The Sea Level Rise Viewer was developed to provide coastal managers and scientists with a preliminary look at sea level rise and coastal flooding impacts. The viewer is a screening-level tool that uses nationally consistent data sets and analyses. Data and maps provided can be used at several scales to help gauge trends and prioritize actions for different scenarios.
The tool covers the contiguous United States coastline as well as Hawaii, the Pacific territories, Puerto Rico and the U.S. Virgin Islands (not yet available in Louisiana and Alaska). In California, the maps use a 5-meter horizontal grid digital elevation model (DEM) and considers static sea level rise on top of mean higher high water (MHHW).
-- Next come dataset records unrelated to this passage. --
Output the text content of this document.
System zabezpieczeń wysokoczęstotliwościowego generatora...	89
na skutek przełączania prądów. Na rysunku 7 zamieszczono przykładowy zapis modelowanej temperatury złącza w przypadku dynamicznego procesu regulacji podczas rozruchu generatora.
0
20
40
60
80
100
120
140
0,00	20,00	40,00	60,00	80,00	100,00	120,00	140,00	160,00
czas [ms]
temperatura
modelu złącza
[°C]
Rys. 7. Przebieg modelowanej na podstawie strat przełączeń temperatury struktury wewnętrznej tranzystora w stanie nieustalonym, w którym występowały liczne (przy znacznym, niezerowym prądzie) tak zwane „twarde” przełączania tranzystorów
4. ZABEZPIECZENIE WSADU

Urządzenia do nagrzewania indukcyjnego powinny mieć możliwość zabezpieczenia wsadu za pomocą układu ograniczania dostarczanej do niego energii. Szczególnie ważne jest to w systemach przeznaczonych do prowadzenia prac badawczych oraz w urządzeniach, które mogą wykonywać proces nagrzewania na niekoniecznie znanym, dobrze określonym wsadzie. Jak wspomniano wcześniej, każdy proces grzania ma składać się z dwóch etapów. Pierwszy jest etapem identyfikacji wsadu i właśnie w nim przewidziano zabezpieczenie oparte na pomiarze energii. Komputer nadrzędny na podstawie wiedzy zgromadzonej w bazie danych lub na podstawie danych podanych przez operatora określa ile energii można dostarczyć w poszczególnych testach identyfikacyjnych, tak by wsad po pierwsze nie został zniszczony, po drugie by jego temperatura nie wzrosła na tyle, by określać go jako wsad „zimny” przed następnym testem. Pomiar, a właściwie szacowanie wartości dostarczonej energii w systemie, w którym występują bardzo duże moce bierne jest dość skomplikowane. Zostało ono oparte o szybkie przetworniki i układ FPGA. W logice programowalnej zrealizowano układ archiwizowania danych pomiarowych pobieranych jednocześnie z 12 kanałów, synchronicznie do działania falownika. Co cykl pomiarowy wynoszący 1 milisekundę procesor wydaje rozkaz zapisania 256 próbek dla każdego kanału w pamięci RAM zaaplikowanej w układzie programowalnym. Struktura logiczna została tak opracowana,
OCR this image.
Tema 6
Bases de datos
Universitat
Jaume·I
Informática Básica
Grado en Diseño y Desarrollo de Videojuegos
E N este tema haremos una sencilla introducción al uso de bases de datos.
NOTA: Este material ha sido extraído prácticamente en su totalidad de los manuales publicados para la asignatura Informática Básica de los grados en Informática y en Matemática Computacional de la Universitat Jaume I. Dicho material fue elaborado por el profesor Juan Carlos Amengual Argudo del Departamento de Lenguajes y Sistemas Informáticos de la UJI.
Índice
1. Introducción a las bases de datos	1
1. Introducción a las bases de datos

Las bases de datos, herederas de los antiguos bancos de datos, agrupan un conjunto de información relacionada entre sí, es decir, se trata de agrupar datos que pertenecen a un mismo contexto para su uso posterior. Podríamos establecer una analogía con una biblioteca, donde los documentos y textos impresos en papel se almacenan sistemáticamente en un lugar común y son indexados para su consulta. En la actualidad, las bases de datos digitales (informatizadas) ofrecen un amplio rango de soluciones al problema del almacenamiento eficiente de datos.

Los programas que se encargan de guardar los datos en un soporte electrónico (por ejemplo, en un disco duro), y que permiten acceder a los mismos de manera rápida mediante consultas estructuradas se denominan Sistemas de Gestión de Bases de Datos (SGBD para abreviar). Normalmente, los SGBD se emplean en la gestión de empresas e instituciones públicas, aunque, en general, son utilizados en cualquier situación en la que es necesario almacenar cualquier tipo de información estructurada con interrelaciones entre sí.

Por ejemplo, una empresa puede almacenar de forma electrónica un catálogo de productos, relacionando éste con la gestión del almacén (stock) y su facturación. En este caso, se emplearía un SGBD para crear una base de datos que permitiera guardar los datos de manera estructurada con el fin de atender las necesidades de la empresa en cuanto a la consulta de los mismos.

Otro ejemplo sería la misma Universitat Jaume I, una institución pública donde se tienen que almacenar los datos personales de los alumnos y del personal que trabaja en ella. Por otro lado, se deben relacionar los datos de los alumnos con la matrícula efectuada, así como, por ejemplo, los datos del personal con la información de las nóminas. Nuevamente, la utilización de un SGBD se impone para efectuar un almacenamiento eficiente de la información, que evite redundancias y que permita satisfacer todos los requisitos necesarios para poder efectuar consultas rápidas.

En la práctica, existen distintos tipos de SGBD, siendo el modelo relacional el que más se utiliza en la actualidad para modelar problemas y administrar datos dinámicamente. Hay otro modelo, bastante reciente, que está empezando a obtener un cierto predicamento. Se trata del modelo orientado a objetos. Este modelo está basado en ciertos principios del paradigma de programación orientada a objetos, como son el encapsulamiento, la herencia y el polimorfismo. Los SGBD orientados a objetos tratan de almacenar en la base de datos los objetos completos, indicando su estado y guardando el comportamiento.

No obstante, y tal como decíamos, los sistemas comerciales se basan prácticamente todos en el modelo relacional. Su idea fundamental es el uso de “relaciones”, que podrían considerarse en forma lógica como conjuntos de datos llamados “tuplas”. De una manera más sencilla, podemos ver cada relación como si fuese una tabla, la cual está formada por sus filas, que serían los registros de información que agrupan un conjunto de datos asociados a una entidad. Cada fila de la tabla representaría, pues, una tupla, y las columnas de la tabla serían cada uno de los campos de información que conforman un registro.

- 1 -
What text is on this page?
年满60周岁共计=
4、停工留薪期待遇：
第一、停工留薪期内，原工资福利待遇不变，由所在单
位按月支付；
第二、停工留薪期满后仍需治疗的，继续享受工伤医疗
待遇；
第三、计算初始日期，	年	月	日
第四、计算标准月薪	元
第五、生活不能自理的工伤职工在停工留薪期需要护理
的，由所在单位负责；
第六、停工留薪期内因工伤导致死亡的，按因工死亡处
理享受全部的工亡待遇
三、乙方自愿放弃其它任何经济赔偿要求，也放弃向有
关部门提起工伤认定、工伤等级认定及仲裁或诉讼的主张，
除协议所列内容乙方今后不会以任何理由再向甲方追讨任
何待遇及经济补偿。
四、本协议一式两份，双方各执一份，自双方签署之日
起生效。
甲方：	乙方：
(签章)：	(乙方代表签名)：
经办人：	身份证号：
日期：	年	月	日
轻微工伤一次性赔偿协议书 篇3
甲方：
The maps are created using a “modified” bathtub approach that includes a hydrologic connectivity assessment. This means that areas are only shown as inundated (in blue) if there is a feasible pathway for water to flow. Areas that are at or below the selected SLR elevation, but are disconnected, are shown in green. Visuals and the accompanying data and information cover sea level rise inundation, uncertainty, flood frequency, marsh impacts, and socioeconomics.